Makes IT Look Easy

By Edward Cone  |  Posted Monday, April 05, 2010 17:04 PM

by Tim Moran

In a tunnel 17 miles in circumference some 500 feet beneath the Franco-Swiss border lies the LHC--the Large Hadron Collider, "the world's most powerful particle accelerator. High-energy protons in two counter-rotating beams [are] smashed together in a search for signatures of supersymmetry, dark matter and the origins of mass. . . . The detectors could see up to 600 million collision events per second, with the experiments scouring the data for signs of extremely rare events, such as the creation of the much-sought Higgs boson."

And do you know what has to sift through all of these events? Software, of course.

A recent article on arstechnica.com, "The software brains behind the particle colliders," attempts to explain the role of software in this dizzying search for the origins of the universe. The article quotes Srini Rajagopalan, a Brookhaven National Lab employee working at CERN, the European Organization for Nuclear Physics and the builder and overseer of the LHC, as saying that the detector's software includes "event filters."

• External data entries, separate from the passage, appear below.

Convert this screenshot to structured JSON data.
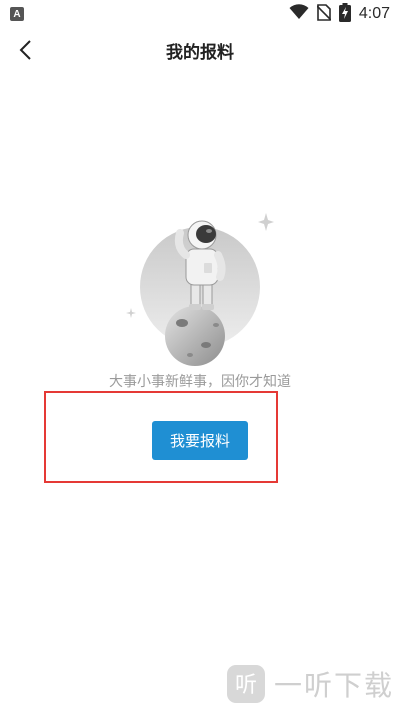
{
  "status_bar": {
    "time": "4:07",
    "app_badge": "A",
    "icons": [
      "wifi-icon",
      "no-sim-icon",
      "battery-charging-icon"
    ]
  },
  "header": {
    "title": "我的报料",
    "back_icon": "chevron-left-icon"
  },
  "empty_state": {
    "illustration": "astronaut-on-planet",
    "message": "大事小事新鲜事，因你才知道",
    "button_label": "我要报料"
  },
  "watermark": {
    "logo_char": "听",
    "text": "一听下载"
  },
  "colors": {
    "button": "#1f8fd3",
    "highlight_border": "#e53935",
    "message_text": "#9a9a9a"
  }
}
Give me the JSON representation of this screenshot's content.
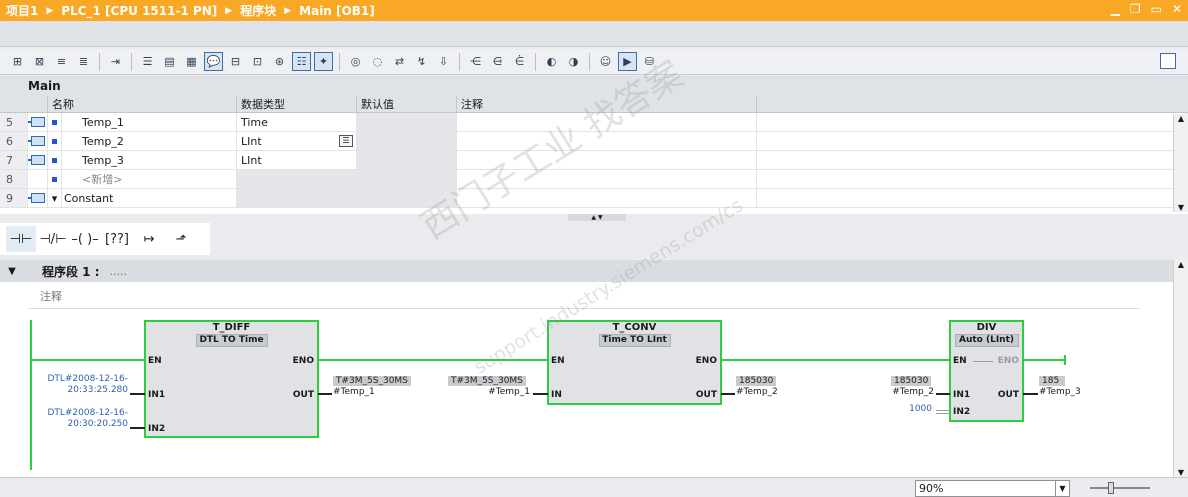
{
  "breadcrumb": [
    "项目1",
    "PLC_1 [CPU 1511-1 PN]",
    "程序块",
    "Main [OB1]"
  ],
  "window_buttons": [
    "minimize-icon",
    "restore-icon",
    "maximize-icon",
    "close-icon"
  ],
  "block_title": "Main",
  "interface": {
    "headers": [
      "名称",
      "数据类型",
      "默认值",
      "注释"
    ],
    "rows": [
      {
        "num": "5",
        "name": "Temp_1",
        "type": "Time"
      },
      {
        "num": "6",
        "name": "Temp_2",
        "type": "LInt"
      },
      {
        "num": "7",
        "name": "Temp_3",
        "type": "LInt"
      },
      {
        "num": "8",
        "name": "<新增>",
        "type": ""
      },
      {
        "num": "9",
        "name": "Constant",
        "type": ""
      }
    ]
  },
  "network": {
    "title": "程序段 1 :",
    "dots": ".....",
    "comment": "注释"
  },
  "blocks": {
    "tdiff": {
      "name": "T_DIFF",
      "sub": "DTL  TO  Time",
      "en": "EN",
      "eno": "ENO",
      "in1": "IN1",
      "in2": "IN2",
      "out": "OUT"
    },
    "tconv": {
      "name": "T_CONV",
      "sub": "Time  TO  LInt",
      "en": "EN",
      "eno": "ENO",
      "in": "IN",
      "out": "OUT"
    },
    "div": {
      "name": "DIV",
      "sub": "Auto (LInt)",
      "en": "EN",
      "eno": "ENO",
      "in1": "IN1",
      "in2": "IN2",
      "out": "OUT"
    }
  },
  "operands": {
    "in1_a": "DTL#2008-12-16-",
    "in1_b": "20:33:25.280",
    "in2_a": "DTL#2008-12-16-",
    "in2_b": "20:30:20.250",
    "tdiff_out_val": "T#3M_5S_30MS",
    "tdiff_out_var": "#Temp_1",
    "tconv_in_val": "T#3M_5S_30MS",
    "tconv_in_var": "#Temp_1",
    "tconv_out_val": "185030",
    "tconv_out_var": "#Temp_2",
    "div_in1_val": "185030",
    "div_in1_var": "#Temp_2",
    "div_in2_val": "1000",
    "div_out_val": "185",
    "div_out_var": "#Temp_3"
  },
  "zoom": "90%",
  "watermark": {
    "line1": "西门子工业 找答案",
    "line2": "support.industry.siemens.com/cs"
  }
}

"Basically, the software can determine the extent to which the particles and energy that come out of a collision match a pattern that we'd expect to be produced by a given particle. . . . Right now, the software already has 300 event filters, but it can apparently handle up to 8,000, and prioritize each of them--so, for example, we're likely to try to capture more potential Higgs events than top quarks." Naturally.

The breadth, depth, and scope of the data that must be processed coming from the LHC is staggering. And so are the networking issues. The article goes on to say that Brookhaven is the primary U.S. interface for this data, and its main role "will simply be storing any data that makes it through the event filters as it arrives from CERN, and distributing it to various Tier 2 and 3 locations across the country (Brookhaven also houses a 10,000-core grid computing facility that will perform some analysis)."

Ofer Rind, a physicist at Brookhaven, describes all this as an "embarrassingly parallel problem," in computer science terms. Since each event is essentially independent, they can all be analyzed separately. As a result, the high-energy physics community has a great deal of experience with grid computing. "We've been doing this for a while, and with a lot less money than the cloud folks," Rind said. Take that, IT boys and girls!

So, when you're having some trouble with building an enterprise architecture blueprint or CRM's got you down or the supply-chain links are rusty--buck up. You could be dealing with an environment such as that created by the LHC, in which data produced will hit a total output of 15 petabytes per year (approx. 500 Mb/s) and the end result of your work would be "the answer [to] many of the most fundamental questions in physics [and] the deep structure of space and time, especially regarding the intersection of quantum mechanics and general relativity, where current theories and knowledge are unclear or break down altogether." Really, ERP ain't so bad.